There exist a great many people in the world who think that the only important thing is having a good enough idea, and everything else is almost valueless by comparison. You've probably met them, people who say things like "I just need someone to code it, can you sign this NDA, what do you mean you want to be paid, it's just coding?"

They exist in other formats too - blogs in the vein of "for exposure" cover the same premise, mostly.

Vibe coding has allowed them all to try and show everyone how right they were.

Right, but most of them don't already work as software engineers, at least it hasn't been my experience of my colleagues. However, companies that are aggressively adopting AI coding tools aren't (at least nobody has shown it) getting better by any metric. So, what gives? Why, generally, isn't this kind of success story common?
Because most tasks aren't "refresh this code from 10-20 years ago"?

If you needed an old piece of code at $WORK, you probably already paid the tax of refreshing it or replacing it.

This sort of task is similar in nature to something like "I have a 25yo unmaintained Linux driver, let's refresh it for modern Linux" - a great demonstration of the efficacy of these tools if you have the right-shaped task, but not a task that comes up repeatedly in most people's days.

That's a good point, this does seem qualitatively different. Like dialect translation. In that case the specification is really precise, it's just the old code. Building something new or adding functionality to existing software the spec is almost guaranteed to be more vague.

EDIT: this specificity seems important for language models but the harder I think about it the less sure I am that it's the right intuition..

My intuition is that what makes them well suited is that the transformations on the input desired are well-defined and frequent tasks - e.g. any other software that migrated from, say, SDL1 to SDL2, or had to move from gcc 3 to 4, or Sun cc to gcc, had to have these transformations in their source history.

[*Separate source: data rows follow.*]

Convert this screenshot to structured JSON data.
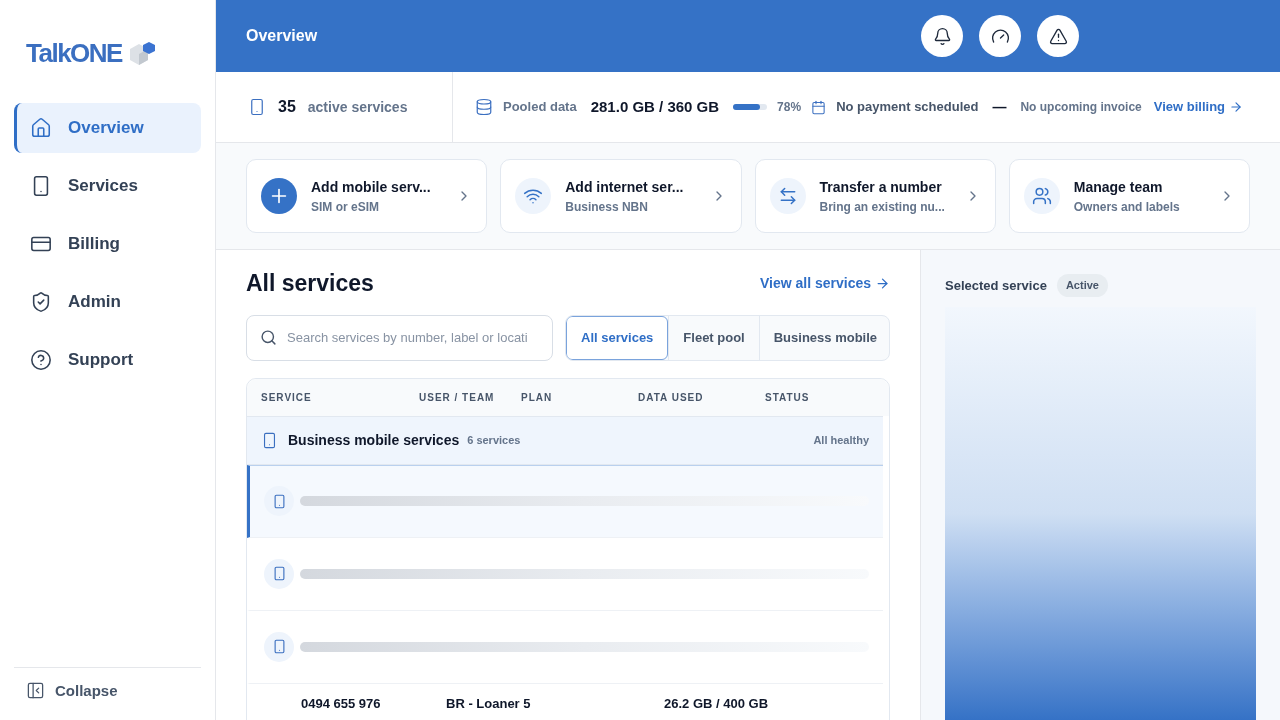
{
  "brand": {
    "name": "TalkONE"
  },
  "nav": [
    {
      "label": "Overview",
      "selected": true
    },
    {
      "label": "Services",
      "selected": false
    },
    {
      "label": "Billing",
      "selected": false
    },
    {
      "label": "Admin",
      "selected": false
    },
    {
      "label": "Support",
      "selected": false
    }
  ],
  "collapse": "Collapse",
  "header": {
    "title": "Overview"
  },
  "stats": {
    "count": "35",
    "count_label": "active services",
    "pooled_label": "Pooled data",
    "pooled_value": "281.0 GB / 360 GB",
    "level": 0.78,
    "percent": "78%",
    "payment": "No payment scheduled",
    "dash": "—",
    "invoice": "No upcoming invoice",
    "billing_link": "View billing"
  },
  "quick_actions": [
    {
      "title": "Add mobile serv...",
      "subtitle": "SIM or eSIM",
      "primary": true
    },
    {
      "title": "Add internet ser...",
      "subtitle": "Business NBN",
      "primary": false
    },
    {
      "title": "Transfer a number",
      "subtitle": "Bring an existing nu...",
      "primary": false
    },
    {
      "title": "Manage team",
      "subtitle": "Owners and labels",
      "primary": false
    }
  ],
  "services": {
    "title": "All services",
    "view_all": "View all services",
    "search_placeholder": "Search services by number, label or locati",
    "filters": [
      {
        "label": "All services",
        "selected": true
      },
      {
        "label": "Fleet pool",
        "selected": false
      },
      {
        "label": "Business mobile",
        "selected": false
      }
    ],
    "columns": [
      "SERVICE",
      "USER / TEAM",
      "PLAN",
      "DATA USED",
      "STATUS"
    ],
    "group": {
      "name": "Business mobile services",
      "count": "6 services",
      "status": "All healthy"
    },
    "rows": [
      {
        "selected": true
      },
      {
        "selected": false
      },
      {
        "selected": false
      }
    ],
    "last_row": {
      "number": "0494 655 976",
      "user": "BR - Loaner 5",
      "data": "26.2 GB / 400 GB"
    }
  },
  "detail": {
    "title": "Selected service",
    "badge": "Active"
  }
}
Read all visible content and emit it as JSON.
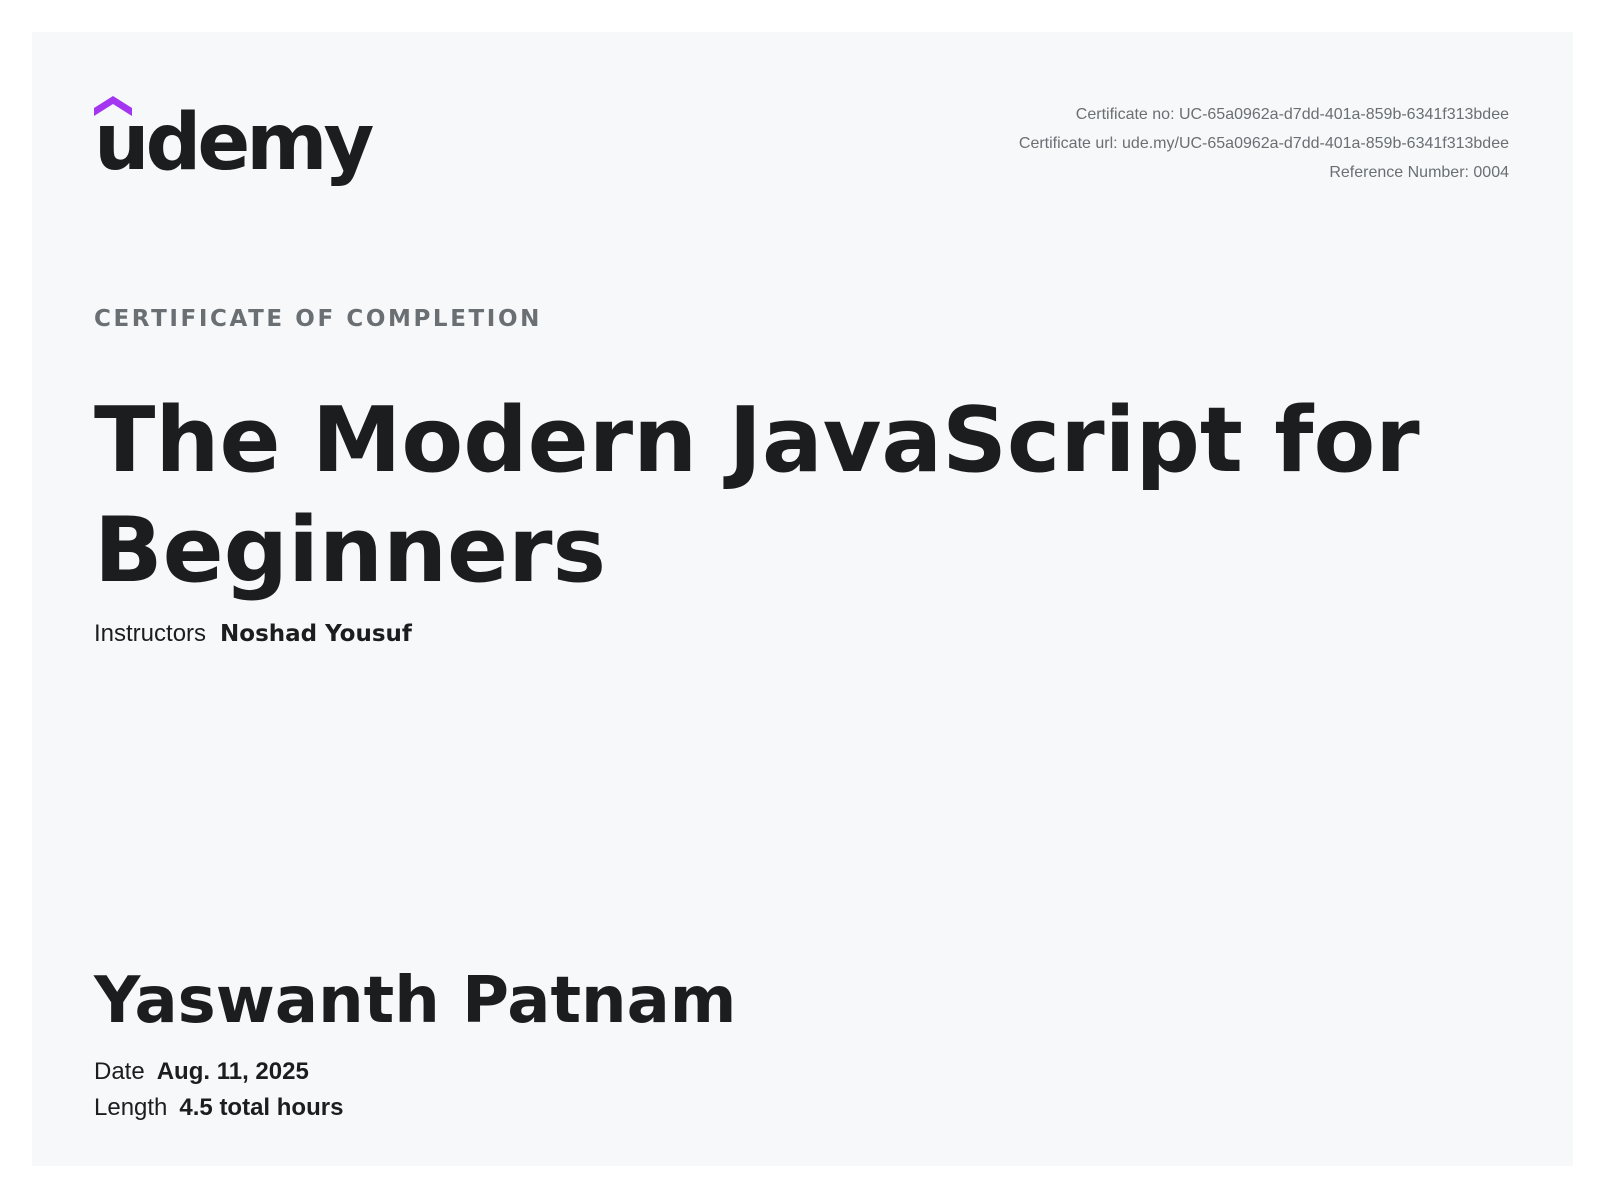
{
  "brand": {
    "name": "udemy",
    "accent_color": "#a435f0",
    "text_color": "#1c1d1f"
  },
  "certificate": {
    "number_line": "Certificate no: UC-65a0962a-d7dd-401a-859b-6341f313bdee",
    "url_line": "Certificate url: ude.my/UC-65a0962a-d7dd-401a-859b-6341f313bdee",
    "reference_line": "Reference Number: 0004",
    "label": "CERTIFICATE OF COMPLETION",
    "course_title": "The Modern JavaScript for Beginners",
    "instructors_label": "Instructors",
    "instructors_value": "Noshad Yousuf",
    "student_name": "Yaswanth Patnam",
    "date_label": "Date",
    "date_value": "Aug. 11, 2025",
    "length_label": "Length",
    "length_value": "4.5 total hours"
  }
}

IOW, "there is probably very little stopping you except time from having written Coccinelle patches to mechanically do most of these transformations".

for the same reason that there is so much bad writing online? you'd think that making it much easier to make large projects would mean a great many more people would make large projects - this will inevitably reduce quality.

The number of people with the time and dilligence, the people who previously would have been making them previously, is much fewer. They hide themselves away to find likeminded people anyway, but now its even harder to find them amongst all the deafening slop.